Thanks for putting together the matrix script. That seems like a very
good way to test hypotheses here.
I have also been thinking about this tradeoff while trying to put
together a patch for it. It looks possible to prove more EXCLUDE cases,
but the code and the test space seem to get complicated quickly. My
current inclination is to be conservative here: return
`MONOTONICFUNC_NONE` unless a case is clearly proven safe. The matrix
results seem to support that direction. That may miss some
run-condition opportunities, but it avoids relying on a monotonicity
claim that is not yet fully justified.
This is also close to why the v1 patch I posted earlier simply disabled
the EXCLUDE cases. That version missed the no-ORDER-BY issue, but the
conservative part matches the direction of your minimal v3: do not try
to infer monotonicity for excluded frames unless the case is very
simple.
One extra axis I noticed in the matrix is FILTER. It currently
enumerates `count(*)` and `count(e)`, but not `count(...) FILTER (...)`,
for example:
```
count(*) FILTER (WHERE ...)
```
That is not the same as plain `count(*)`, and it makes the set of
combinations even larger.
I was about to send a WIP patch that is very close to your minimal v3.

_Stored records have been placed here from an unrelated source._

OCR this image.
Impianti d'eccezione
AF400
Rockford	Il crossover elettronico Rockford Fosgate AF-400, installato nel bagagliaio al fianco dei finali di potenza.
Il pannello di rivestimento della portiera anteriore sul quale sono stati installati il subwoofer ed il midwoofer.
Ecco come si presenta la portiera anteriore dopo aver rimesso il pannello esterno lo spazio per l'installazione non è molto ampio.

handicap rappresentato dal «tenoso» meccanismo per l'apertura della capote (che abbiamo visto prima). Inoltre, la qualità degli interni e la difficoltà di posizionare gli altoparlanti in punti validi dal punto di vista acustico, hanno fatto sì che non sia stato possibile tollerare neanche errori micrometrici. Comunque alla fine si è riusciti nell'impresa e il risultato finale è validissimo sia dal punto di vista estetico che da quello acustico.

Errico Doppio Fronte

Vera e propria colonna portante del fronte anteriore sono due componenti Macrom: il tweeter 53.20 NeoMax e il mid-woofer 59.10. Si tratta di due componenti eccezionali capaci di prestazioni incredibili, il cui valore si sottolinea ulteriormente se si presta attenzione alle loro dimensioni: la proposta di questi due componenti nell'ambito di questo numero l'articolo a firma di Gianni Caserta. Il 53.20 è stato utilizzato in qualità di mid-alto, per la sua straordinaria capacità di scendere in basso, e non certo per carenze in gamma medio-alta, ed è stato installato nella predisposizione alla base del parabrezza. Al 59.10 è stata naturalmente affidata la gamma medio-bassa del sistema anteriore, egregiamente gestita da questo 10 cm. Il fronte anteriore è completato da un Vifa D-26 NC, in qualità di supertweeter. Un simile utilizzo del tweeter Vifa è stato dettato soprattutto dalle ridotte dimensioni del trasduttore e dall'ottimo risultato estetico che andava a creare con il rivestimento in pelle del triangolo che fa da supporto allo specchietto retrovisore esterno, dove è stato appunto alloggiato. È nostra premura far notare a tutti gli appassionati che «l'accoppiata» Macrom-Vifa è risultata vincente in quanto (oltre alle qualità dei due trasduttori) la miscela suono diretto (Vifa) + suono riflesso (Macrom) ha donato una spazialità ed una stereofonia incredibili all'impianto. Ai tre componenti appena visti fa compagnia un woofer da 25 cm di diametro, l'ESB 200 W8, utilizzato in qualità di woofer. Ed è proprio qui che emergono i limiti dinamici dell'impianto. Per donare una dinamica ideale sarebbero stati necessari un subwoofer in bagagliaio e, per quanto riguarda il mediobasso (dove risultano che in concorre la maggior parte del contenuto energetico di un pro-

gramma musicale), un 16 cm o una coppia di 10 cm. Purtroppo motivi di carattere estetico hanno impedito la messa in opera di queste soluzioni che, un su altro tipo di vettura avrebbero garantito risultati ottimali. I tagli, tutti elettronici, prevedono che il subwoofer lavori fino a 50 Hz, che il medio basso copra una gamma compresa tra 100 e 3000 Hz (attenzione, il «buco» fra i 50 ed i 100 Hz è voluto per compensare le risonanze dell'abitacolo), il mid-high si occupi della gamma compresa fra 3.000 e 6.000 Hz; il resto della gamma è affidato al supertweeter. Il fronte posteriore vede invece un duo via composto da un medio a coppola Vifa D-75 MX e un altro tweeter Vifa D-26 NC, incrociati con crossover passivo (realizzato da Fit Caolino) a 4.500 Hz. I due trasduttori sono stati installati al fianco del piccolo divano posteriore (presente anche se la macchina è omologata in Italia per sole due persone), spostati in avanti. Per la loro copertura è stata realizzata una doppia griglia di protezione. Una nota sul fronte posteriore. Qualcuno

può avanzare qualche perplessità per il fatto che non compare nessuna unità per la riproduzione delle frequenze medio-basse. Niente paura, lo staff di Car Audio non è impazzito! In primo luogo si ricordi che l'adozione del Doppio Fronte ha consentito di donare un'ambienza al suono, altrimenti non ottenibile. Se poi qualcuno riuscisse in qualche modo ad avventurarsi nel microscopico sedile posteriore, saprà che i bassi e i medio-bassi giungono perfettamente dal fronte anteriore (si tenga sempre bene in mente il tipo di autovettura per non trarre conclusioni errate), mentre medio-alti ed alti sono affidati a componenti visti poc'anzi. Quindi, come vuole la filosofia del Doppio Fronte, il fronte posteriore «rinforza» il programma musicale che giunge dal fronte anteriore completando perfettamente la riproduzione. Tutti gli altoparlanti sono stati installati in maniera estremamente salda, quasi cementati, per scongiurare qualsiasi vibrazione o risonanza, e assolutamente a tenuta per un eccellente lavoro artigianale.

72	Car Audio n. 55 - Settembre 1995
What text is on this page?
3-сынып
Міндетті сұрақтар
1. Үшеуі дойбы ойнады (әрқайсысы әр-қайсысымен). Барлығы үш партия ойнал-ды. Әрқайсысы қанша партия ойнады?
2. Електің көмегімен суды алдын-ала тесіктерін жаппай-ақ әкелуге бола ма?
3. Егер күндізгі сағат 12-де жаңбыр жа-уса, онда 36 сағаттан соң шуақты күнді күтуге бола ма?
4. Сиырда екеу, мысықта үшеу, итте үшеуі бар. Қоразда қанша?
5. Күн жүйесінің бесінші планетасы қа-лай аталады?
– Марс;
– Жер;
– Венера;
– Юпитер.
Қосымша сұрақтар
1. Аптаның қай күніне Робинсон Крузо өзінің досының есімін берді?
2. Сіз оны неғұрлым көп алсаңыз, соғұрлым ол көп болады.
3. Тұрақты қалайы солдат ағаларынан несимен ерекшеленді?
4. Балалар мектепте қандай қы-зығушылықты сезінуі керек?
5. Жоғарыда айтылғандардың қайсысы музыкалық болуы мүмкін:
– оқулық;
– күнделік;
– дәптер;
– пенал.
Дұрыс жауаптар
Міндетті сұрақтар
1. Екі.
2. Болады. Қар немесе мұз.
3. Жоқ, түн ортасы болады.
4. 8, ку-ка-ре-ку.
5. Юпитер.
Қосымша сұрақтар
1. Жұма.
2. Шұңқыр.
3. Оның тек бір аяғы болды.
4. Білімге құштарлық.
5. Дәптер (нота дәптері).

The main code difference is this guard:
```
int exclusion = frameOptions & FRAMEOPTION_EXCLUSION;
bool plain_count_star = req->window_func->winfnoid == F_COUNT_ &&
req->window_func->aggfilter == NULL;
if (exclusion &&
(exclusion != FRAMEOPTION_EXCLUDE_CURRENT_ROW || !plain_count_star))
{
req->monotonic = MONOTONICFUNC_NONE;
PG_RETURN_POINTER(req);
}
```
So compared with the minimal v3 rule that rejects all EXCLUDE cases,
this only keeps plain `count(*) EXCLUDE CURRENT ROW`, with no FILTER.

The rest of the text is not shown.